THORNTOWN, Ind. - Roberta Schluttenhofer is like any mother of grown children, proud but worried, but the news she received about a year ago changed the subject matter of her concern.
Roberta carries the BRCA-2 gene mutation, meaning that she’s dramatically more likely to develop breast and ovarian cancers.
That discovery was uncovered after Roberta was diagnosed with breast cancer for a second time.
“All the thoughts and all the things come flooding back from when you had it the first time,” she said. “You think, ‘I don't know if I can go through chemotherapy again.’”
Roberta was treated with chemotherapy and a second mastectomy.
“I ended up having my right breast taken off during surgery in January,” she said.
However, the battle was far from over. Roberta was soon connected with Dawn McIlvried, a genetic counselor at St. Vincent Hospital, who discovered the gene mutation.
Looking back through family history, McIlvried discovered Roberta inherited the mutation from her father’s side of the family. Several cousins had breast cancer and the gene mutation, too.
“If you carry it, there's a one in two chance to pass it on, 50/50,” McIlvried said.
So, Roberta encouraged her daughters to get tested, too.
“I found out my two daughters carry the gene, too,” said Roberta.
That discovery was more frightening for Roberta than her own genetic discovery. That worry was probably the last thing Roberta needed while fighting her way toward a double remission.
However, she finds confidence in the fact that her daughters are educated in family history and are taking the necessary precautions for early detection.
Uncovering The Risk
McIlvried said 10 to 12 percent of the general population is at risk for developing breast cancer.
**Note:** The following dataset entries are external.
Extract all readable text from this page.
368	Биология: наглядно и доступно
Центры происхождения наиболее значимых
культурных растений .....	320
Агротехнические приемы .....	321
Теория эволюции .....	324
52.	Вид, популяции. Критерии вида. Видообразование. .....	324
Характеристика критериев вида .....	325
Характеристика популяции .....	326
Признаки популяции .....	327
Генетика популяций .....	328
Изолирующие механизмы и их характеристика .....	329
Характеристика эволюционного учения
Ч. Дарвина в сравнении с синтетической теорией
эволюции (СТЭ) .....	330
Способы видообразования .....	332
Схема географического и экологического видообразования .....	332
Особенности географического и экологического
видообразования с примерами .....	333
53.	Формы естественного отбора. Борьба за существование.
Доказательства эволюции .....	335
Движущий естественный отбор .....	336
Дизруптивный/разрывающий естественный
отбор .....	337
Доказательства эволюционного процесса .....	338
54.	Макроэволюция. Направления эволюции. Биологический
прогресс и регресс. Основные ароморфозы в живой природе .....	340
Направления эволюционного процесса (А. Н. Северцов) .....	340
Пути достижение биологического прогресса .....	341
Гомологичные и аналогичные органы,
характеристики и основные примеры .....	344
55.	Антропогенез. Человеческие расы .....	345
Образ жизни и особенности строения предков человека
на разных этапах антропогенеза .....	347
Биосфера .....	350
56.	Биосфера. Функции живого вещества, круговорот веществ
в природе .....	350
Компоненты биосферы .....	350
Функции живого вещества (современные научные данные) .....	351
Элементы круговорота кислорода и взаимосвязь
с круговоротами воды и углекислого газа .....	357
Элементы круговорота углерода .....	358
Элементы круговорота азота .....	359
Having either the BRCA-1 or BRCA-2 gene mutation increases that risk to 50 to 85 percent.
In addition, 1 to 2 percent of general population is at risk for developing ovarian cancer. With either mutation, the risk jumps to 20 to 45 percent McIlvired said. "She had no family history of ovarian cancer, but we know that if there is a mutation in one of those two genes, it increases the risk.”
With that knowledge, McIlvried encouraged Roberta to take action to prevent ovarian cancer. As it turns out, the cancer had already grown.
“They found I had a small 1.75 tumor in my fallopian tubes,” said Roberta.
Immediately, doctors ordered a full hysterectomy and more cancer treatments.
It was a rough road, but Roberta leaned on faith, friends and family.
Now Roberta is working her way toward health, gardening and quilting her way through the occasional fatigue.
After the past year and a half, Roberta has found herself being a champion of women. She encourages others to take steps toward early detection and to be knowledgeable about their own family history.
Men aren’t excluded, said McIlvried. In fact, when the BRCA-1 and BRCA-2 gene mutations are passed down, men, like women, are more likely to develop breast cancer. In addition, their chance for developing prostate cancer rises, too.
McIlvried admitted genetic testing isn’t for everyone. It can create excess worry when worry isn’t necessary. Just 5 to 10 percent of cancers are hereditary.
However, McIlvried recommends that anyone with ovarian cancer get tested because the disease is so rare.